Все призраки расселись на пол и каждый прикоснулся к матери — к её ногам, платью. Призрачные руки цеплялись за носки бабушкиных туфель. Зелёной звездой сиял гелиотроп и зеленью в ответ светились призрачные очи. Светом воздуха и ревности, бессмертия и надежды…
— Расскажи нам сказку, мама, — попросила Юля, и раны на её груди заискрились ртутно. — Как маленьким, перед сном… Ту, про каменного брата.
— Ннет, тту, про ссмерти ссад, — сказал усилием Тадек.
— А мы расскажем, как было на самом деле, — улыбнулся Михал, и простреленное горло его блеснуло серебром.
Бабушкины плечи вздрогнули. Она отняла руки ото рта, провела пальцами по шее — и положила ладони на головы своих детей, губы её изогнулись, она открыла глаза и обвела кухню взглядом. Так могло бы смотреть Горе.
Бабушка выглядела очень бледной, старой и почти сломленной. Она вздохнула…
Я плюнул на половик кровью.
— Sator агеро… — прошептал я и услыхал, как плачут в небе серые гуси и тени детей на земле. — Sator arepo tenet opera rotas…
Ведь старые слова самые надёжные.
Колокол ударил в мою грудь — гул его разрывал мне сердце, и дышать было трудно… Бабушка молчала, слёзы текли по её лицу. Немногочисленные. Я упал лицом в тростники и пепел, флейта осеклась и всё померкло.
Мёртвые невидимы, но они не отсутствуют.
Легко ли было признать это не кому нибудь, а Блаженному Августину? Сколько теней кружилось около него — там, в Царском Гиппоне, на самом краю Ойкумены, в сени карфагенских яблонь. Что шептал он им? И что слышал в ответ? Мы, кто родился в день шестой — и помимо своей воли видим всё то, на что остальные просто не обращают внимания, — полностью согласны с учителем Церкви в том, что мёртвые вовсе не отсутствуют, а порою очень даже видны….

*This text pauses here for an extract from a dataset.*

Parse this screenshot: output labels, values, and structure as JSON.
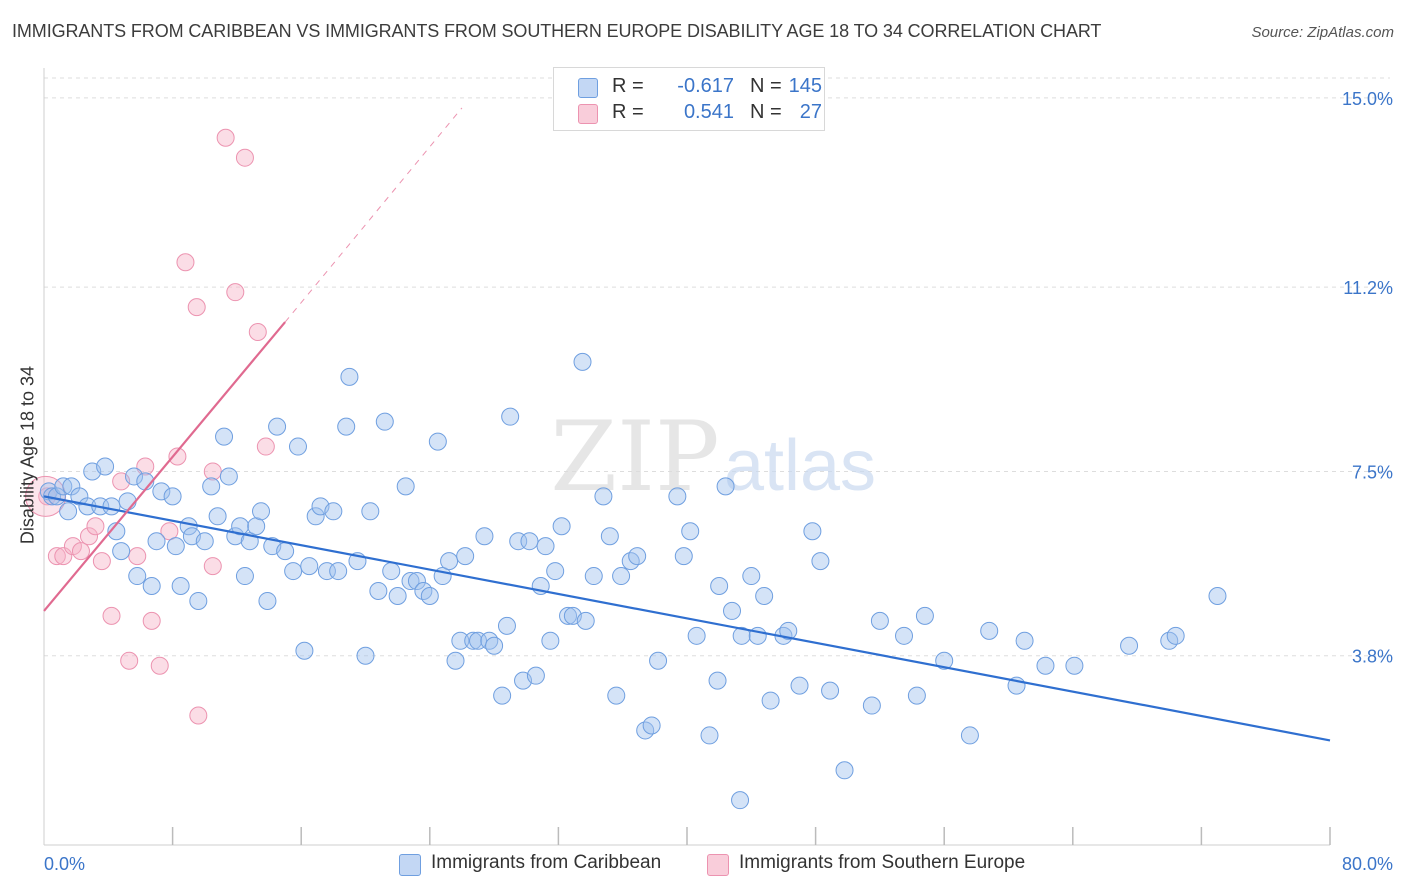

Я открыл глаза. В кухне было светло и витал, спрятавшись за ароматы рождества, иной даже не запах а оттенок запаха — так иногда пахнет погреб.
— Твои действия незаконные, — говорила тётя Женя. — Я вызову милицию.
— Вы уже сегодня позвали Гостей, — отмахивался Всадник.
— Телефона нет! — сообщила Яна. — Его нет! И плойки в ванной тозе. И фена. Они ифцезли. И дверь шделалашь зелезной…
«Он изменяет пространство, — подумал я. — Впихивает нас в своё время».
— Ты незваный Гость, — высказался я и покашлял.
— Я, — сказал всадник, на лбу которого красовалась ссадина. — Случайный гость! А мне даже прибора не поставили…
— Этот случай явно несчастный, — буркнул я и промокнул платком ухо. — Приборов было столько, сколько за столом гостей. А случайный гость так и не пришёл. И подарки мы не распаковали. Ни я, ни бабушка.
Кузина Сусанна яростно потрясла головой, и паричок её сполз ещё ниже.
— И времени у тебя в обрез! — добавил я. — Я думаю, уже все узнали, что ты коснулся земли?
— Что ты в этом понимаешь? — хмуро спросил Гость и на долю секунды над лимонной мятой пошёл снег — мята поникла. За окнами жутко выли собаки.
«Загадят галерейку, — тоскливо подумал я. — А мыть заставят меня… И выбрасывать. К пятичасовой машине. Выбрасывать? — вспомнил я. — Выбрасывать… Об этом стоит подумать».